The Seven Ages of Man, and “All the world’s a stage, and all the men and women in it”—gone to destruction.
The quality of mercy is strained, and is no longer twice blest.
We turn with disgust from “angels and ministers of grace.” Adam’s morning hymn has lost the freshness of its charm. The bores have got into Paradise—scaled Heaven itself! and defied all the powers of Milton’s hell. Such Belials and Molochs as we have heard!
It is absolutely shocking to perceive how immortal genius is in the power of mortal stupidity! Johnson, a champion of no mean force, stood forward in his day, and did what his single arm could do, to drive the little bores from the country church-yard.
“Could not the pretty dears repeat together?” had, however, but a momentary effect. Though he knocked down the pair that had attempted to stand before him, they got up again, or one down, another came on. To this hour they are at it.
What can be done against a race of beings not capable of being touched even by ridicule? What can we hope when the infant bore and his trainers have stood against the incomparable humour of “Thinks I to myself?”

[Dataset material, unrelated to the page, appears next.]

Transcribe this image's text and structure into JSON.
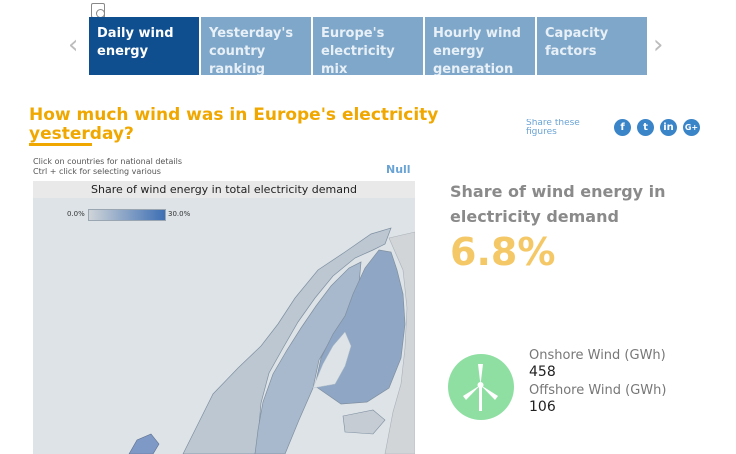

In time—and as certainly as the grub turns in due season into the winged plague who buzzes and fly-blows—the little reciting bore turns into the dramatic or theatric acting, reading, singing, recitative—and finally into the everlasting-quotation-loving bore—Greek, Latin, and English.
The everlasting quotation-lover doats on the husks of learning. He is the infant reciting bore in second childishness. We wish in vain that it were in mere oblivion. From the ladies’ tea-tables the Greek and Latin quoting bores were driven away long ago by the Guardian and the Spectator, and seldom now translate for the country gentlewomen. But the mere English quotation-dealer, a mortal tiresome creature! still prevails, and figures still in certain circles of old blues, who are civil enough still to admire that wonderful memory of his which has a quotation ready for every thing you can say—He usually prefaces or ends his quotations with—“As the poet happily says,” or, “as Nature’s sweetest woodlark justly remarks;” or, “as the immortal Milton has it.”
To prevent the confusion and disgrace consequent upon such mistakes, and for the general advantage of literature, in reclaiming, if possible, what has gone to the bores, it might be a service to point out publicly such quotations as are now too common to be admitted within the pale of good taste.